Das Klopfen horte auf. Dann ertonte es erneut und wieder an einer anderen Stelle.
Darin lag System. Die einzelnen Geräusche waren verschieden stark.
Lang, lang, kurz. Pause. Lang, kurz, kurz. Wieder eine Pause, lang. Eine längere Pause. Und wieder von vorn: Lang, lang, kurz…
„Das hört sich wie Morsezeichen an“, sagte Melnikow.
Wtorow schoß ein Gedanke durch den Kopf, der ihn förmlich elektrisierte.
„Vielleicht ist es das Raumschiff der Erde“, sagte er unsicher.
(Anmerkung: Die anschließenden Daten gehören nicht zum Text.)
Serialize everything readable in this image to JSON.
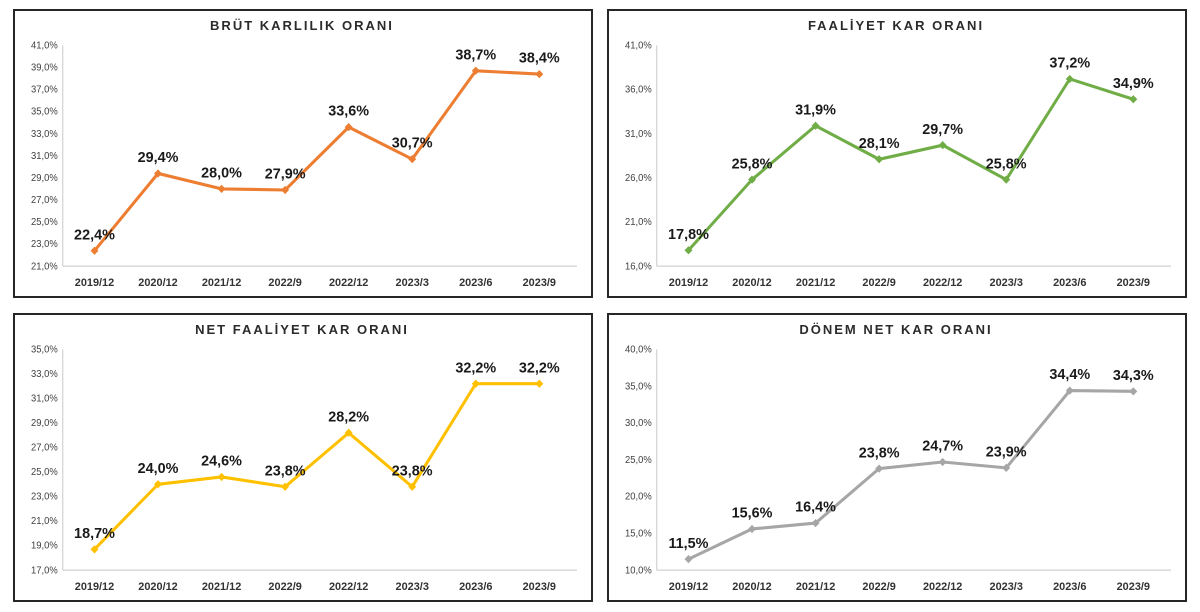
{
  "page": {
    "background_color": "#ffffff",
    "panel_border_color": "#262626",
    "axis_line_color": "#d6d6d6",
    "tick_label_color": "#404040",
    "category_label_color": "#333333",
    "data_label_color": "#1a1a1a"
  },
  "chart_data": [
    {
      "id": "brut-karlilik-orani",
      "type": "line",
      "title": "BRÜT KARLILIK ORANI",
      "categories": [
        "2019/12",
        "2020/12",
        "2021/12",
        "2022/9",
        "2022/12",
        "2023/3",
        "2023/6",
        "2023/9"
      ],
      "values": [
        22.4,
        29.4,
        28.0,
        27.9,
        33.6,
        30.7,
        38.7,
        38.4
      ],
      "labels": [
        "22,4%",
        "29,4%",
        "28,0%",
        "27,9%",
        "33,6%",
        "30,7%",
        "38,7%",
        "38,4%"
      ],
      "color": "#ED7D31",
      "ylim": [
        21,
        41
      ],
      "ystep": 2,
      "ytick_labels": [
        "41,0%",
        "39,0%",
        "37,0%",
        "35,0%",
        "33,0%",
        "31,0%",
        "29,0%",
        "27,0%",
        "25,0%",
        "23,0%",
        "21,0%"
      ],
      "xlabel": "",
      "ylabel": "",
      "grid": false,
      "legend": "none"
    },
    {
      "id": "faaliyet-kar-orani",
      "type": "line",
      "title": "FAALİYET KAR ORANI",
      "categories": [
        "2019/12",
        "2020/12",
        "2021/12",
        "2022/9",
        "2022/12",
        "2023/3",
        "2023/6",
        "2023/9"
      ],
      "values": [
        17.8,
        25.8,
        31.9,
        28.1,
        29.7,
        25.8,
        37.2,
        34.9
      ],
      "labels": [
        "17,8%",
        "25,8%",
        "31,9%",
        "28,1%",
        "29,7%",
        "25,8%",
        "37,2%",
        "34,9%"
      ],
      "color": "#70AD47",
      "ylim": [
        16,
        41
      ],
      "ystep": 5,
      "ytick_labels": [
        "41,0%",
        "36,0%",
        "31,0%",
        "26,0%",
        "21,0%",
        "16,0%"
      ],
      "xlabel": "",
      "ylabel": "",
      "grid": false,
      "legend": "none"
    },
    {
      "id": "net-faaliyet-kar-orani",
      "type": "line",
      "title": "NET FAALİYET KAR ORANI",
      "categories": [
        "2019/12",
        "2020/12",
        "2021/12",
        "2022/9",
        "2022/12",
        "2023/3",
        "2023/6",
        "2023/9"
      ],
      "values": [
        18.7,
        24.0,
        24.6,
        23.8,
        28.2,
        23.8,
        32.2,
        32.2
      ],
      "labels": [
        "18,7%",
        "24,0%",
        "24,6%",
        "23,8%",
        "28,2%",
        "23,8%",
        "32,2%",
        "32,2%"
      ],
      "color": "#FFC000",
      "ylim": [
        17,
        35
      ],
      "ystep": 2,
      "ytick_labels": [
        "35,0%",
        "33,0%",
        "31,0%",
        "29,0%",
        "27,0%",
        "25,0%",
        "23,0%",
        "21,0%",
        "19,0%",
        "17,0%"
      ],
      "xlabel": "",
      "ylabel": "",
      "grid": false,
      "legend": "none"
    },
    {
      "id": "donem-net-kar-orani",
      "type": "line",
      "title": "DÖNEM NET KAR ORANI",
      "categories": [
        "2019/12",
        "2020/12",
        "2021/12",
        "2022/9",
        "2022/12",
        "2023/3",
        "2023/6",
        "2023/9"
      ],
      "values": [
        11.5,
        15.6,
        16.4,
        23.8,
        24.7,
        23.9,
        34.4,
        34.3
      ],
      "labels": [
        "11,5%",
        "15,6%",
        "16,4%",
        "23,8%",
        "24,7%",
        "23,9%",
        "34,4%",
        "34,3%"
      ],
      "color": "#A6A6A6",
      "ylim": [
        10,
        40
      ],
      "ystep": 5,
      "ytick_labels": [
        "40,0%",
        "35,0%",
        "30,0%",
        "25,0%",
        "20,0%",
        "15,0%",
        "10,0%"
      ],
      "xlabel": "",
      "ylabel": "",
      "grid": false,
      "legend": "none"
    }
  ]
}
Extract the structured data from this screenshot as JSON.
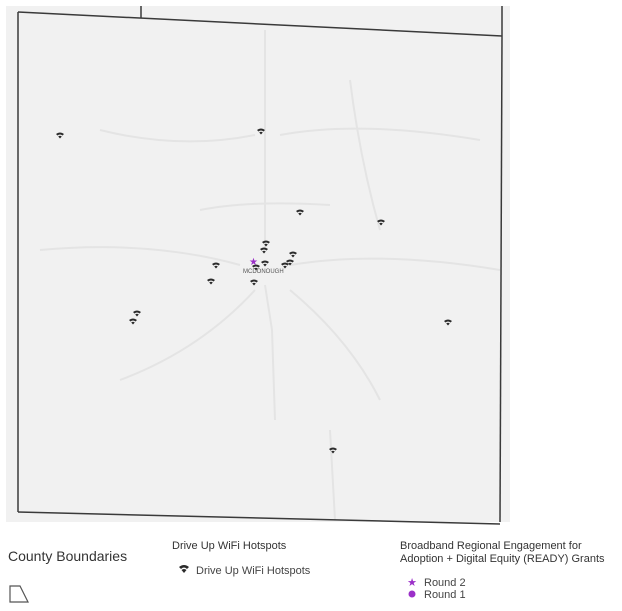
{
  "map": {
    "place_label": "MCDONOUGH",
    "wifi_points": [
      {
        "id": "wp1"
      },
      {
        "id": "wp2"
      },
      {
        "id": "wp3"
      },
      {
        "id": "wp4"
      },
      {
        "id": "wp5"
      },
      {
        "id": "wp6"
      },
      {
        "id": "wp7"
      },
      {
        "id": "wp8"
      },
      {
        "id": "wp9"
      },
      {
        "id": "wp10"
      },
      {
        "id": "wp11"
      },
      {
        "id": "wp12"
      },
      {
        "id": "wp13"
      },
      {
        "id": "wp14"
      },
      {
        "id": "wp15"
      },
      {
        "id": "wp16"
      },
      {
        "id": "wp17"
      },
      {
        "id": "wp18"
      }
    ],
    "colors": {
      "background": "#f1f1f1",
      "boundary": "#3a3a3a",
      "wifi": "#2b2b2b",
      "ready": "#9b30c8"
    }
  },
  "legend": {
    "county": {
      "title": "County Boundaries"
    },
    "wifi": {
      "title": "Drive Up WiFi Hotspots",
      "item": "Drive Up WiFi Hotspots"
    },
    "ready": {
      "title_line1": "Broadband Regional Engagement for",
      "title_line2": "Adoption + Digital Equity (READY) Grants",
      "round2": "Round 2",
      "round1": "Round 1"
    }
  }
}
Und Melnikow blickte sich suchend um. Aber er fand nichts, womit er gegen die Wandung hätte klopfen können. Und wozu auch klopfen? Wenn das ein Mensch war, so befand er sich im luftleeren Raum, und dort gab es keine Schallübertragung.
„Die Wände!“ befahl er abgehackt.
Wtorow versuchte sich zu konzentrieren, aber es gelang ihm nicht. Zu verschlafen war er. Geradezu quälend wünschte er, sein Kopf möge wenigstens für einen Augenblick klar sein.
Und wieder offenbarte sich deutlich der ungeheure Vorsprung, den die Wissenschaft des Phaeton vor der irdischen besaß. Das ging schon über die Grenzen vorstellbarer Technik hinaus. Reiner Sauerstoff strömte plötzlich in ihre Lungen. Ein unbekannter Geruch, der entfernt an Salmiakgeist erinnerte, machte sich kurz bemerkbar. Und wie durch Zauberei wurden ihre Gedanken wieder klar. Keine Spur mehr des Zustandes halber Bewußtlosigkeit. Sie fühlten sich wie neugeboren.